WASHINGTON - Dana Moneter Internasional (IMF) pada Jumat (29/3) mengumumkan pencairan segera dana sebesar $820 juta untuk pemerintah Mesir, sebagai bagian dari rencana tambahan untuk membantu perekonomian negara yang sedang terpuruk itu.

Dewan Eksekutif IMF memvalidasi pembayaran tersebut sebagai bagian dari program bantuan senilai $3 miliar yang diberikan pada akhir tahun 2022.

Tindakan IMF, yang berulang kali ditunda dan ditunggu-tunggu oleh pemerintah Mesir, terjadi pada saat perekonomian Mesir mengalami kesulitan yang semakin besar.

Dewan juga menyetujui perpanjangan $5 miliar yang diumumkan pada awal bulan, sehingga total pinjaman IMF ke Mesir menjadi $8 miliar.

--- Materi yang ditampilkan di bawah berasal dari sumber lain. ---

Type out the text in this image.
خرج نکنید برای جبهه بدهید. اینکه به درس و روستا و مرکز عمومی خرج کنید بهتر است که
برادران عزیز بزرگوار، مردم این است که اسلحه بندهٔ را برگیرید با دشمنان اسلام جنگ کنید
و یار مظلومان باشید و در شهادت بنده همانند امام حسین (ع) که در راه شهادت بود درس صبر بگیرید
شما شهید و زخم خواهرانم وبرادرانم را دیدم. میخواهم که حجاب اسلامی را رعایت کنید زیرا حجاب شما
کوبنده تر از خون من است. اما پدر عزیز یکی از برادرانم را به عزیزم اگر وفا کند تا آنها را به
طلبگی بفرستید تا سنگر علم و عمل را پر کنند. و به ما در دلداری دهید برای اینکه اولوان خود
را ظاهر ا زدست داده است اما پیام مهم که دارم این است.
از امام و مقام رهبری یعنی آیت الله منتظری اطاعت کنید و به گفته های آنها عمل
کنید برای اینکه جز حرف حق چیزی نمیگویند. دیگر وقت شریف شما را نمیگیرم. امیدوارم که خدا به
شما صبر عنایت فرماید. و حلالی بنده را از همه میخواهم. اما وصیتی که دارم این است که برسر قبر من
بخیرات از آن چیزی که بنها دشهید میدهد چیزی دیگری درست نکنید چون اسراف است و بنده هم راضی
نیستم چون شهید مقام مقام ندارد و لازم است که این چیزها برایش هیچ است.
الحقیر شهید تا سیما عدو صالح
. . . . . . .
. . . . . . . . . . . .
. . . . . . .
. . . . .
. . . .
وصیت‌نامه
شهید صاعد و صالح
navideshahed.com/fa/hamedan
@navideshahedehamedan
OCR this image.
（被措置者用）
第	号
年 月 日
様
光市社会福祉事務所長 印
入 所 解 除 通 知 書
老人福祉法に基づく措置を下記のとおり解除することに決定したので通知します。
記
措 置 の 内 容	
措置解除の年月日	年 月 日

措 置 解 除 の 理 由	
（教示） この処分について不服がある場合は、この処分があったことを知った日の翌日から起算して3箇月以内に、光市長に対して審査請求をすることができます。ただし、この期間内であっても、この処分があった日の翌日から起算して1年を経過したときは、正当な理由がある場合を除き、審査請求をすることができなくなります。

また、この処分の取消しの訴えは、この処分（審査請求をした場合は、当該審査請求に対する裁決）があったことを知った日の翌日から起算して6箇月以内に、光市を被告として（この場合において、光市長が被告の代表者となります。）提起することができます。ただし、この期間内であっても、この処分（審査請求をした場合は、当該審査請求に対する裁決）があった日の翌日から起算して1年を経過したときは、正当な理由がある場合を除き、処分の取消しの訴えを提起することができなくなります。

Dalam siaran persnya, IMF mengatakan, pemerintah Mesir telah mencapai semua tujuan yang ditetapkan dalam dua tahap pertama program bantuan, kecuali tingkat cadangan mata uang asingnya.

"Pihak berwenang telah memperkuat paket reformasi secara signifikan," kata Direktur Pelaksana IMF Kristalina Georgieva dalam rilisnya.

"Langkah-langkah baru-baru ini untuk memperbaiki ketidakseimbangan makroekonomi, termasuk penyatuan nilai tukar... dan pengetatan kebijakan moneter dan fiskal yang signifikan, merupakan langkah maju yang sulit namun penting," tambahnya.

Awal bulan ini, bank sentral Mesir menaikkan suku bunga sebesar enam poin persentase menjadi 27,75 persen untuk memerangi inflasi dan mendekatkan nilai tukar resmi ke nilai tukar pasar gelap, menyebabkan pound Mesir anjlok 40 persen dalam satu hari, menyusul penurunan sebesar 50 persen. beberapa bulan terakhir.

Hampir dua pertiga dari 106 juta penduduk Mesir hidup di bawah atau sedikit di atas garis kemiskinan, dan negara ini menghadapi penurunan pendapatan mata uang asing, baik dari pariwisata - yang dilanda pandemi, perang di Ukraina, dan sekarang perang di Jalur Gaza -- atau masalah di sepanjang Terusan Suez.

Serangan yang dilakukan oleh pemberontak Houthi Yaman di Laut Merah dan Teluk Aden telah mengurangi pendapatan dollar dari terusan tersebut, jalur penting bagi perdagangan dunia, sebesar 40-50 persen sejak awal tahun ini, kata IMF.

Sejak mengambil alih kekuasaan pada 2013, Presiden Mesir Abdel Fattah al-Sisi telah memulai serangkaian megaproyek yang, menurut para ekonom, tidak menghasilkan pendapatan baru namun sangat membatasi kapasitas keuangan negara.

Antara tahun 2013 dan 2022, utang luar negeri Mesir meningkat dari $46 miliar menjadi lebih dari $165 miliar, menurut data Bank Dunia, menjadikannya negara kedua yang paling berisiko gagal bayar setelah Ukraina yang dilanda perang.

Namun, IMF cukup optimistis untuk tahun fiskal mendatang, memperkirakan pertumbuhan ekonomi akan meningkat sebesar 4,4 persen, dibandingkan dengan 3 persen pada tahun fiskal berjalan yang berakhir pada tanggal 30 Juni.